Atari Pong Development Challenge Diary #3: On The Shoulders Of Giants

By Steve Fulton

We spent the last day of our short trip to Yosemite visiting the Mariposa Grove, an expansive area with a collection of giant Sequoia trees in the southern part of the National park.  As we walked through the grove, crunching through the spring snow in our water-proof hiking shoes, my mind was far away from programming, games, or the Atari Pong Development Challenge.

Mariposa Grove is an odd sort of Redwood forest.  Unlike the overwhelming expanse of giant trees in Sequoia National Park, Redwood National Park, or even the Santa Cruz mountains, the the giant trees of Yosemite are sparse and hard to find.   The long hiking paths meander through the trees as a way of locating the remaining spectacles, which are few and far between.  When you see a giant tree, it stands out against other trees in the forest forming  a striking figure.     Since logging was a huge business in the area in the 1800’s, it was apparent that few remaining giant redwoods in the grove were saved when the National Park was formed.    My mind wandered back to imagine just what the grove might have looked like if every tree was giant.   What a magnificent scene that would have made.

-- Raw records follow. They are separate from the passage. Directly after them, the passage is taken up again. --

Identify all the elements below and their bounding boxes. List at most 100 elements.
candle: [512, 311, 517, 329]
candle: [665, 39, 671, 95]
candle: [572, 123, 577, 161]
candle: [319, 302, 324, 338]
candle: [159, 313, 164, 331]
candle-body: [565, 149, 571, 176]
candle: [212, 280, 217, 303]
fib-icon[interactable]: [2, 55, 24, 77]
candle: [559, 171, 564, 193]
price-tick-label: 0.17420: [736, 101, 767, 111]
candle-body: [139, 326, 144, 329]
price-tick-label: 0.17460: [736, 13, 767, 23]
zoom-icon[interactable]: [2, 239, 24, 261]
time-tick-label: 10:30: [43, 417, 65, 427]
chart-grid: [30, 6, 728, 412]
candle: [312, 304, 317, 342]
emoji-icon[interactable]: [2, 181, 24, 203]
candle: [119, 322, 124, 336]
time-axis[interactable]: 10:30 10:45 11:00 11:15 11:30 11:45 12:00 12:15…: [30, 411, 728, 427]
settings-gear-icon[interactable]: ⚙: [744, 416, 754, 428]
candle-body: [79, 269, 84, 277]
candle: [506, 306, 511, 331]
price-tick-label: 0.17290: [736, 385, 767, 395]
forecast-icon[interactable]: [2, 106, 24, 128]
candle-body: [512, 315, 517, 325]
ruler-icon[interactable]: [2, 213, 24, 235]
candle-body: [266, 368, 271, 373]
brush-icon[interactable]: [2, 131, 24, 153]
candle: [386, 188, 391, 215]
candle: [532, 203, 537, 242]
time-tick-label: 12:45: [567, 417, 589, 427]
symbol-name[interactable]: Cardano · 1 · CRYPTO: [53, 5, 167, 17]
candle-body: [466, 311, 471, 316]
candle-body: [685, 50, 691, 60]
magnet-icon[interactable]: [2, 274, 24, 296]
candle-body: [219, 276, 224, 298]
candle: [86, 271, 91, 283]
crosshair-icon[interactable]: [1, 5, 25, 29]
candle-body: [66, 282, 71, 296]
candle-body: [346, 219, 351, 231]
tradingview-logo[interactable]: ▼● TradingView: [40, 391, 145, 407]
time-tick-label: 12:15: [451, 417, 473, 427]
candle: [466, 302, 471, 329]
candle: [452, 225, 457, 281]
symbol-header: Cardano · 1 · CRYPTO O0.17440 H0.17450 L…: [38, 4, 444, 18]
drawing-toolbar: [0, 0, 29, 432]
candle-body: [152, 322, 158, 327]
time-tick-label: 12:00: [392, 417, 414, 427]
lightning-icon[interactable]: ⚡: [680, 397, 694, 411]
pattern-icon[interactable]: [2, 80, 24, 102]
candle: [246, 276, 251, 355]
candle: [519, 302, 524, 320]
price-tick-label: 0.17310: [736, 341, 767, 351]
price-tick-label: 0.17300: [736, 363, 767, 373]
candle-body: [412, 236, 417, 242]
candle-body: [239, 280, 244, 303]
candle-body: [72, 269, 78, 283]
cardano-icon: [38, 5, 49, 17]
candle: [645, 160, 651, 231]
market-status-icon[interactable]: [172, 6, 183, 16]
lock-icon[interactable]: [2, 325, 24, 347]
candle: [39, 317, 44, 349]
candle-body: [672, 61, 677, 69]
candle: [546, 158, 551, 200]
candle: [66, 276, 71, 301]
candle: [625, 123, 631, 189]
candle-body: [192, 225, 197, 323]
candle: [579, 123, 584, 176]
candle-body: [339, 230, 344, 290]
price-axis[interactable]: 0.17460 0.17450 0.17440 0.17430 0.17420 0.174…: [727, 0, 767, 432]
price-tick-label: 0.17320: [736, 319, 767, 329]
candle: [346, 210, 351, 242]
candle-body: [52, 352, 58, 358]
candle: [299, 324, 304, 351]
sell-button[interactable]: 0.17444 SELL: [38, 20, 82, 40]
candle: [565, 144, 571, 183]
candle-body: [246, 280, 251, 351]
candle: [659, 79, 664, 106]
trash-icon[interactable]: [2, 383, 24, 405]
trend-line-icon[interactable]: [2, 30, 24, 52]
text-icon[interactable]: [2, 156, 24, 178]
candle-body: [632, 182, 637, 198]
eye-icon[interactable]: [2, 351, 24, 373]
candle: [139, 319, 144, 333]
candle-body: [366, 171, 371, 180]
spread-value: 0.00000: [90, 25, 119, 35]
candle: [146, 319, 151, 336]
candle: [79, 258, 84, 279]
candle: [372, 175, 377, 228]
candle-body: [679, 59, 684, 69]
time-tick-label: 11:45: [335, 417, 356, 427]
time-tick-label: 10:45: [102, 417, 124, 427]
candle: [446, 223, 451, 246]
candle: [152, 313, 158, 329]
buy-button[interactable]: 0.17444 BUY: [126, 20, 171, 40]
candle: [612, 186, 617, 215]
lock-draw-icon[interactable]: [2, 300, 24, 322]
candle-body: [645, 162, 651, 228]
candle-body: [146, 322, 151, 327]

When we reached the Grizzly Tree, one of the few true giants in the grove a thought struck me.    The few remaining giant trees reminded me of the  my heroes, the giants of the early video game industry:  Alcorn, Baer, Bushnell, Crane, Crawford, Fulop, Harris, Jarvis, Logg,  and Robinett  just to name a few.   The industry they built was clear-cut in 80’s and decimated…yet they still remain, standing tall, scattered among the multitudes and throngs of upstart game designers and developers that arrived in their wake.

I’m one of those upstarts.  Not at all famous, and not nearly as accomplished as I’d like to imagine, but inspired by the giant veterans of the video game world  to try to accomplish great things.  For me, the Atari Pong Game Development Challenge comes down to just this: standing on the shoulders of giants and building on what came before to make something new.  The game of Pong might need to be “re-imagined” for a 21st Century audience, but I can’t forget what made it great in the first place.    There was a simple elegance to the instructions that were pasted to the first Pong machines that read:  “avoid missing ball for high score.”     Those words, and the idea that inspired them, are what made Pong a  game great, and in turn, what made video games into a phenomenon that still exists today.     They will guide me as I work to finish my prototype.